Saddam Hussein was just one of the too many dictators in the last 50years the USA colluded with for its own $$$ and geopolitical interests.
A few other examples:
Chile (Sept 11, 1973) Pinochet supported & assisted by Kissinger/CIA for the sake of a couple of US Mining Corporations, resulted in 30,000 deaths.
Then we have Cambodia, Guatemala, Iran, El Salvador, etc, I won´t even try to list them all.
Back to Saddam:
In 1959, Saddam Hussein was shot in the leg during a US-backed assassination attempt on the Soviet-aligned Prime Minister of Iraq.
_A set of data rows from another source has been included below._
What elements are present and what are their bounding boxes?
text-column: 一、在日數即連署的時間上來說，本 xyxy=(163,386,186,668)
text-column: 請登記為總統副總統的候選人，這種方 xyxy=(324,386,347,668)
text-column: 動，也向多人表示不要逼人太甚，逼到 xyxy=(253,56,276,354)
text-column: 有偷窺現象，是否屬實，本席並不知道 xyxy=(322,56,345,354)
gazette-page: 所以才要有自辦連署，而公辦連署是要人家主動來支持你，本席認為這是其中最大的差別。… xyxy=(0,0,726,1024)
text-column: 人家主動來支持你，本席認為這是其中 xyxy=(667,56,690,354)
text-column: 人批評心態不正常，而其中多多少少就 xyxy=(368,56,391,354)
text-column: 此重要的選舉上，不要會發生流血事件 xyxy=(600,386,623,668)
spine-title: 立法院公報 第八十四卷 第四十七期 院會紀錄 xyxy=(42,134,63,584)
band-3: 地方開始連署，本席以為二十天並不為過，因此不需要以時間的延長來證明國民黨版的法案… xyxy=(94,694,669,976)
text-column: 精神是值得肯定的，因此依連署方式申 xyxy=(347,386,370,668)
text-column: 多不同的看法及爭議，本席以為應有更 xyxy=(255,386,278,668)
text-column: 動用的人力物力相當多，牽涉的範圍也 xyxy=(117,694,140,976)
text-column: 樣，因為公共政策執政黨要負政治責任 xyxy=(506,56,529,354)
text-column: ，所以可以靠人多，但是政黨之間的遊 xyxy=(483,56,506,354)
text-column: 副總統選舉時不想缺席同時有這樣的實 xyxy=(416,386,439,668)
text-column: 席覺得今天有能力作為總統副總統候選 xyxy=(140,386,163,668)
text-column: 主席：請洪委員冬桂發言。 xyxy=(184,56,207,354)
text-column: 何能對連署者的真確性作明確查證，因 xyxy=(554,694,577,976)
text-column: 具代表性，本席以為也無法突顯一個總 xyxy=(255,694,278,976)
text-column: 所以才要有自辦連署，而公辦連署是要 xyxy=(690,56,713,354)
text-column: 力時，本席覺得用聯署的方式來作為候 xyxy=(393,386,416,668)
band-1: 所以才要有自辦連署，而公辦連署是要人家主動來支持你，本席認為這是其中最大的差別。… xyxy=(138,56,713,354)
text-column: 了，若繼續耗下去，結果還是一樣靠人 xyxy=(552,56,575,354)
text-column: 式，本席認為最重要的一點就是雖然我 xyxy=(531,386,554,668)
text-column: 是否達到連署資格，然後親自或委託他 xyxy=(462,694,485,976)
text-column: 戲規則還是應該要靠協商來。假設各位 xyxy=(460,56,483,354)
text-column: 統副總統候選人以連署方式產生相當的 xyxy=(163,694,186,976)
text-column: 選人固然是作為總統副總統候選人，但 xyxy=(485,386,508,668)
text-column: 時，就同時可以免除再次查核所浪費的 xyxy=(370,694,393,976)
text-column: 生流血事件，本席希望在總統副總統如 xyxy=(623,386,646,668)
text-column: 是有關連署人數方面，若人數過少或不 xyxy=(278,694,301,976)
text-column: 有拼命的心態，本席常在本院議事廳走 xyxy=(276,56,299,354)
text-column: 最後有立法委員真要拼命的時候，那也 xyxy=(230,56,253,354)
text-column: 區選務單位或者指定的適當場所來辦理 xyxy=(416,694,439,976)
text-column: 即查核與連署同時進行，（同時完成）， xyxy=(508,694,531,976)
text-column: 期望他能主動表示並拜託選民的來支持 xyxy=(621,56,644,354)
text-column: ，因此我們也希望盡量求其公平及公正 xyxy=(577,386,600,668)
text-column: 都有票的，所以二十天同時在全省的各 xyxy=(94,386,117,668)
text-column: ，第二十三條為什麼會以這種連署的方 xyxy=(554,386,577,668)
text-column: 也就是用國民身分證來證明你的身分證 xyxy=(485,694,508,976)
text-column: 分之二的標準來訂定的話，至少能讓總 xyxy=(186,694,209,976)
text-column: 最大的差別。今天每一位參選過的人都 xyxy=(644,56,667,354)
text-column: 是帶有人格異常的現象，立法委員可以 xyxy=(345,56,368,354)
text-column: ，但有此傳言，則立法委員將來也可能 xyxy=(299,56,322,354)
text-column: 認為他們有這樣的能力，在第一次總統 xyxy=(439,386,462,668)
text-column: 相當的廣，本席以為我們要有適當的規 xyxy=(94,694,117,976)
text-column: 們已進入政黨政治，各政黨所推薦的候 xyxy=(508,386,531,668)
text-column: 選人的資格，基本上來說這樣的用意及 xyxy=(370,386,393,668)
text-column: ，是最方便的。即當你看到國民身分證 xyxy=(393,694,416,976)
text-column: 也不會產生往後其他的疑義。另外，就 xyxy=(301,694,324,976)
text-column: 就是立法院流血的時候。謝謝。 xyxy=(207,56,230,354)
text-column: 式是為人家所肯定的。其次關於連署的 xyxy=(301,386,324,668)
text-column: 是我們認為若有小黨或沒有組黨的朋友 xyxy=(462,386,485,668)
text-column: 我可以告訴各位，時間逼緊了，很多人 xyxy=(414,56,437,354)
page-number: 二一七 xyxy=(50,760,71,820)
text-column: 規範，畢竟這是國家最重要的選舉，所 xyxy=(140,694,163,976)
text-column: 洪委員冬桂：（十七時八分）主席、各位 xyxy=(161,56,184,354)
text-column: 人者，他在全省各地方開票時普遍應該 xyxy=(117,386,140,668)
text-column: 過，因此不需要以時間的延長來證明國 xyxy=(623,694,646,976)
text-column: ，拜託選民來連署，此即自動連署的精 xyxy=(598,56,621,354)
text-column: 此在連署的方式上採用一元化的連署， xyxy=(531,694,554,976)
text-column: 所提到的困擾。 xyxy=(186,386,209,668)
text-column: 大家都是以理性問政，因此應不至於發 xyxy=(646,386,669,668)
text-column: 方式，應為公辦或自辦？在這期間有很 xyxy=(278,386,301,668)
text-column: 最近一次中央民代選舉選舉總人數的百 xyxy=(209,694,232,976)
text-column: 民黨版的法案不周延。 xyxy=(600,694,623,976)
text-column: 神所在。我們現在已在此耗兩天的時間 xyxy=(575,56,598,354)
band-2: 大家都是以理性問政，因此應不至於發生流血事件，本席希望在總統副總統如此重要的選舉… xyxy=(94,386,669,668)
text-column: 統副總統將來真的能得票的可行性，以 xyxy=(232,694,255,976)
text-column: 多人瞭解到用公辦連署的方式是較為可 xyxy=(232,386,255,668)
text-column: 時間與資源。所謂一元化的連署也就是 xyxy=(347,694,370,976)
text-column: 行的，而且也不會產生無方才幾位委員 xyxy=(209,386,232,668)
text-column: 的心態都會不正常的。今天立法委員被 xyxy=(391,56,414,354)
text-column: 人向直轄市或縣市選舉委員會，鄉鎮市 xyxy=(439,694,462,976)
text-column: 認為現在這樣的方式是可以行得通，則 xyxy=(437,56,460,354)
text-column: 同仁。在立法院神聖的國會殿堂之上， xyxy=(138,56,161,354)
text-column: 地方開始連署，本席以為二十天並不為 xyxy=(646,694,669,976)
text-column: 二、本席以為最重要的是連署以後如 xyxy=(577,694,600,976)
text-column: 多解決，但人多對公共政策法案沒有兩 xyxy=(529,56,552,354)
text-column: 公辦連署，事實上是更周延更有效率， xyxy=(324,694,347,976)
He was evacuated under US diplomatic cover to Syria, and eventually made his way to Cairo, where he spent the next three years studying law. His studies were funded by the Cairo "station" of the CIA.
In 1963, he returned to Iraq with the assistance of the US Sate Department, after a CIA sponsored coup which briefly brought the Ba'ath party to power. In 1968, Saddam's uncle became the ruler of Iraq after the Ba'ath party, again with the backing of the CIA, seized power.
Saddam took control of the secret police, who were supplied with intelligence by the CIA on the activities of the communist party and socialist elements within the Ba'ath party. The purges conducted using the information supplied by the CIA allowed Saddam to ensure that he was well positioned to inherit the presidency from his uncle in 1979.
During the early 1980's, Saddam consolidated his power by using CIA-supplied databases to identify and eliminate most of the remaining members of the communist party, which represented the major resistance force against Saddam's rule.
see also the article:
"U.S. Had Key Role in Iraq Buildup Trade in Chemical Arms Allowed Despite Their Use on Iranians, Kurds" - which appeared in the Washingtonpost --
http://www.washingtonpost.com/ac2/w...ode=&contentId=A52241-2002Dec29¬Found=true
Oh, and speaking of mass murder:
A 1995 U.N. Food and Agriculture Organization (FAO) report estimates that 567,000 Iraqi children under the age of five had died as a result of the U.S.-forced sanctions.
Then-Secretary of State Madeleine Albright's quote, "We Think the Price Is Worth It", calmly asserted that U.S. policy objectives were worth the sacrifice of half a million Arab children.